Cantique LXXV (Claude Hopil)

Non, je n’ai plus de cœur, d’esprit ni de mémoire
Depuis l’heureuse nuit que j’entrevis la gloire
       Du Monarque d’amour,
Nuit devant qui mes jours ne sont qu’une vaine ombre,
       (Nuit plus claire qu’un jour)
Des jours de Paradis, je veux te mettre au nombre.

Où donc est ma mémoire ? en Dieu toute abîmée ;
Où mon intelligence ? elle est toute pâmée
       Au sein de sa beauté ;
Où est mon pauvre cœur ? que je le voie encore !
       Au sein de sa bonté,
Dans le cœur de Jésus, le trin’un il adore.

Je voudrais bien savoir quel est ce divin être
Qui dévore l’esprit ; on ne ne peut connaître,
       Il est trop ravissant ;
Le regard glorieux de l’ineffable essence
       N’est un acte puissant
Mais une passion de la simple ignorance.

Élève ton esprit bien haut dessus la nuë
Ains dessus tous les Cieux, pour voir l’essence nuë
       Et sans forme et sans corps ;
Tu ne pourras en voir les ravissantes ombres ;
       En la terre des morts
L’homme ne saurait voir que des objets très sombres.

Pour bien voir du soleil la lumière suprême
Faudrait avoir les yeux dedans le soleil même,
       Mais trop haut est son lieu ;
Pour bien connaître Dieu le soleil des essences
       Il faudrait être en Dieu
Ravi dans les splendeurs de ses magnificences.

Il faut être au séjour de la vraie lumière
Pour apprendre que c’est que l’essence première
       Trois points dedans un point
L’homme ne peut comprendre en la sombre demeure,
       Il ne la connaît point
Sans la voir, ni la voit jusques à tant qu’il meure.

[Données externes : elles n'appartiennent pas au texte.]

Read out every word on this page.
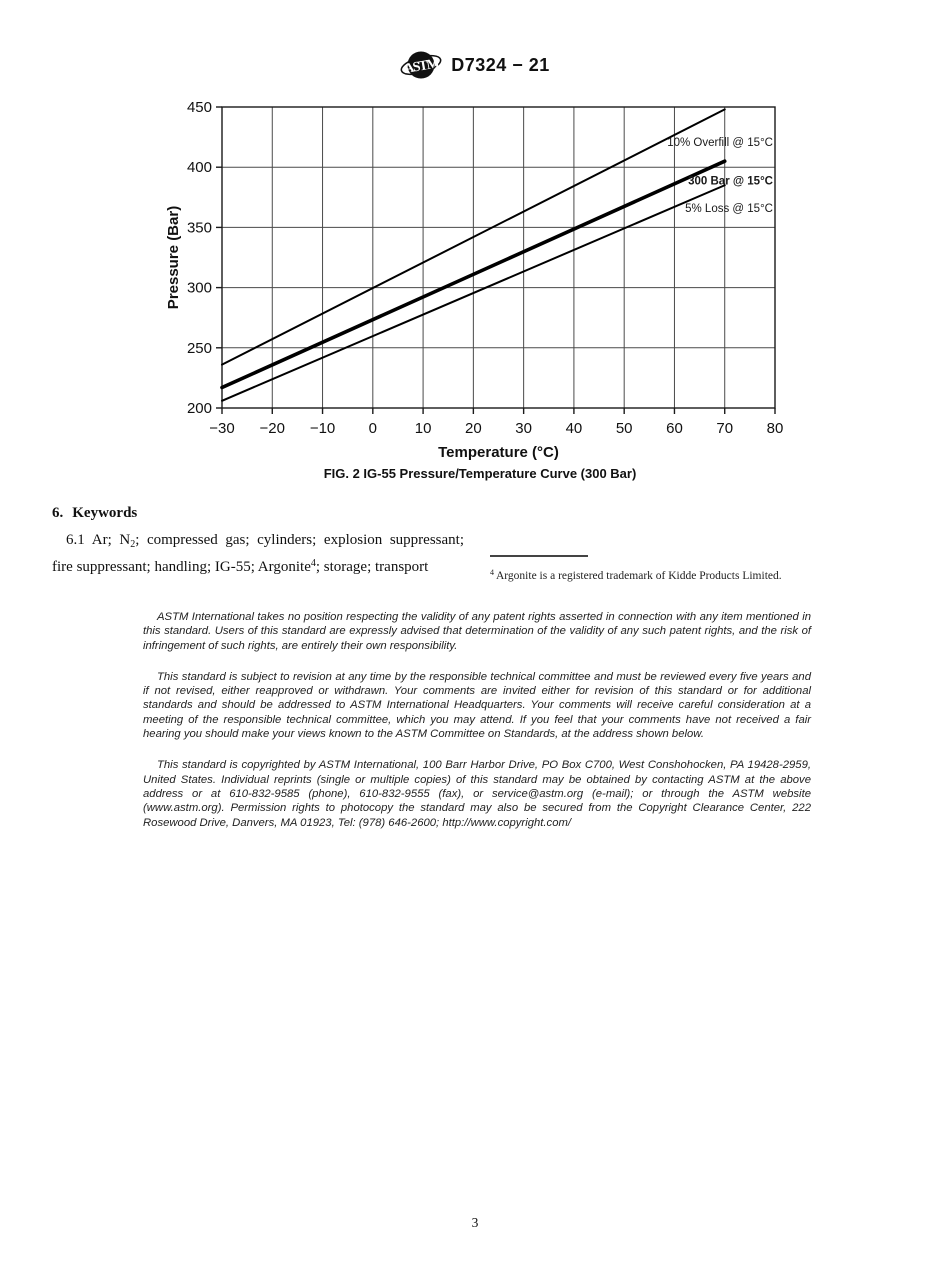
ASTM D7324 − 21
−30 −20 −10 0	10 20 30 40 50 60 70 80
200
250
300
350
400
450
10% Overfill @ 15°C
300 Bar @ 15°C
5% Loss @ 15°C
Temperature (°C)
Pressure (Bar)
FIG. 2 IG-55 Pressure/Temperature Curve (300 Bar)
6. Keywords

6.1 Ar; $N_2$; compressed gas; cylinders; explosion suppressant; fire suppressant; handling; IG-55; Argonite$^4$; storage; transport	$^4$ Argonite is a registered trademark of Kidde Products Limited.

ASTM International takes no position respecting the validity of any patent rights asserted in connection with any item mentioned in this standard. Users of this standard are expressly advised that determination of the validity of any such patent rights, and the risk of infringement of such rights, are entirely their own responsibility.

This standard is subject to revision at any time by the responsible technical committee and must be reviewed every five years and if not revised, either reapproved or withdrawn. Your comments are invited either for revision of this standard or for additional standards and should be addressed to ASTM International Headquarters. Your comments will receive careful consideration at a meeting of the responsible technical committee, which you may attend. If you feel that your comments have not received a fair hearing you should make your views known to the ASTM Committee on Standards, at the address shown below.

This standard is copyrighted by ASTM International, 100 Barr Harbor Drive, PO Box C700, West Conshohocken, PA 19428-2959, United States. Individual reprints (single or multiple copies) of this standard may be obtained by contacting ASTM at the above address or at 610-832-9585 (phone), 610-832-9555 (fax), or service@astm.org (e-mail); or through the ASTM website (www.astm.org). Permission rights to photocopy the standard may also be secured from the Copyright Clearance Center, 222 Rosewood Drive, Danvers, MA 01923, Tel: (978) 646-2600; http://www.copyright.com/

3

Pour entrevoir cet Être élevé sur tout être
Il ne faut s’élever, il se faut reconnaître
       Un rien devant ses yeux,
Il fuit l’entendement qui le pense comprendre,
       Cet objet glorieux
Dans la mort de l’amour à voir on peut apprendre.

Notre esprit veille en Dieu lorsque le sens sommeille,
Et dès que l’homme est mort, en lui Dieu vit et veille,
       Et lui prête ses yeux
Pour voir son Créateur, non dedans la lumière
       Mais au brouillard heureux
Qui cache aux sentiments cette cause première.

Que c’est un grand bonheur de ne pouvoir connaître
Ce grand Roi glorieux, ce simple Être de l’être
       En ses vives splendeurs !
C’est de sa Majesté le divin témoignage,
       Ses brillantes grandeurs
L’âme peut entrevoir au mystique nuage.

Jamais le Dieu vivant nous ne pourrons comprendre,
Ni le voir de nos yeux tandis que sous la cendre
       Le feu sera caché :
Cet Acte simple et pur, ici ne se révèle
       Au cœur plein de péché
Mais à l’âme impeccable en la gloire éternelle.

Dieu non le Dieu des morts mais des vivants se nomme,
Il est vu des vivants, il n’est pas vu de l’homme
       En ce tombeau mouvant,
Il verra dans le Ciel ce grand Dieu de la vie
       Appelé le VIVANT,
Par les yeux de Dieu mort, qui sa mort a ravie.